@Zoffiel @AllyJay @"Kiwi Angel" @Sister It is, of course, tremendously complicated by the presence of my sister's children, and advancing age affecting my mother's behaviour. I have blocked my sister on WhatsApp, which is what she used to attack me from her New York holiday. I was shocked and devastated that she chose this time to attack, when I am at my weakest and most vulnerable. Utterly ruthless, and over something so unimportant in the greater scheme of life. Unfortunately severing all contact will lead to fraught access situations. I'm not sure I have the stomach for that.
I suppose the only thing I can control is my reaction. So I think I'll have to do a virtual severing, a mental eff off. Fortify myself so that I care less about them and what they say. Bloody hard on top of everything else. I have kept them at arms length during my cancer episode because I think they've given enough of their lives to cancer. I've actually said that to them more than once. My consideration for them is wasted (I exclude my father from all of this, he has been lovely & pitch perfect).
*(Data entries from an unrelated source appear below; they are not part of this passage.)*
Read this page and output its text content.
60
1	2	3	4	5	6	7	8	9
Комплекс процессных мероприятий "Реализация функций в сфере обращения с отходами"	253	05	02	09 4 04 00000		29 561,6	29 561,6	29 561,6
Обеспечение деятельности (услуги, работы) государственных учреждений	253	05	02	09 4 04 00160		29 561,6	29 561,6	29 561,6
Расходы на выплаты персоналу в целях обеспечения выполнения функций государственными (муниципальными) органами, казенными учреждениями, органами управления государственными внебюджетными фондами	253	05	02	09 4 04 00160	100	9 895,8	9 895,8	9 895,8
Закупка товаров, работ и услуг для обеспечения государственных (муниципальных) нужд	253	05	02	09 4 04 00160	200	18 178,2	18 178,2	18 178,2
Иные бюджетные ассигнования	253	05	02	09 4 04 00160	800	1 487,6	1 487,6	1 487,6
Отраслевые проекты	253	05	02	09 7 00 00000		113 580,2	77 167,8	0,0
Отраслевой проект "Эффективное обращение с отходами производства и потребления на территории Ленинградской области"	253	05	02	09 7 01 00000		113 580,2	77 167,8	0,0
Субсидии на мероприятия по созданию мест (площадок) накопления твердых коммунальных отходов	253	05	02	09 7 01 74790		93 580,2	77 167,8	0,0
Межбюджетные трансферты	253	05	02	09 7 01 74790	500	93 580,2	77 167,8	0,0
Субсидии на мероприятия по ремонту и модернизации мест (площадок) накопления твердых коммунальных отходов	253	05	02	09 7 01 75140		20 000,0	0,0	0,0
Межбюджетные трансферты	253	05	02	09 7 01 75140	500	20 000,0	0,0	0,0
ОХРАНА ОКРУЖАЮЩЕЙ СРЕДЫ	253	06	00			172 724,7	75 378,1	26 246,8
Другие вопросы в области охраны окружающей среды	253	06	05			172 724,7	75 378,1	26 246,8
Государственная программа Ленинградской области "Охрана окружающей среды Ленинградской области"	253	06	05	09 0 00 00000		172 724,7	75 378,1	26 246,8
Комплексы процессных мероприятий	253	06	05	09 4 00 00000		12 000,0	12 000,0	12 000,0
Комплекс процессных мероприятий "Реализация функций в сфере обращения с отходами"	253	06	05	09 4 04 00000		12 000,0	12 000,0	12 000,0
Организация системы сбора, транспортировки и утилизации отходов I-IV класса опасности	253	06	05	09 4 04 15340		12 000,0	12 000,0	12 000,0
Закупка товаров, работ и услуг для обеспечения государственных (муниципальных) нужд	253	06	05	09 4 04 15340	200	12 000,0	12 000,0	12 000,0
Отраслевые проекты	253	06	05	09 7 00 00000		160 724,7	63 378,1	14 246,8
@Zoffiel your sentence "Bad behaviour flourishes when someone else holds the fort and encourages it" is the one that rang the truest. I have got to stop accepting the bad behaviour and holding the fort. The fact that their bad behaviour continues despite my cancer, and everything my husband and I are doing, shows that their care for me is very low. I have to care less about them to avoid the devastating hurt.
I'm trying not to cry, and resisting the urge to lie in bed with the covers over my head all day... Instead I'm off to the hills to meet @Finch. Thank you for your support, it means a lot.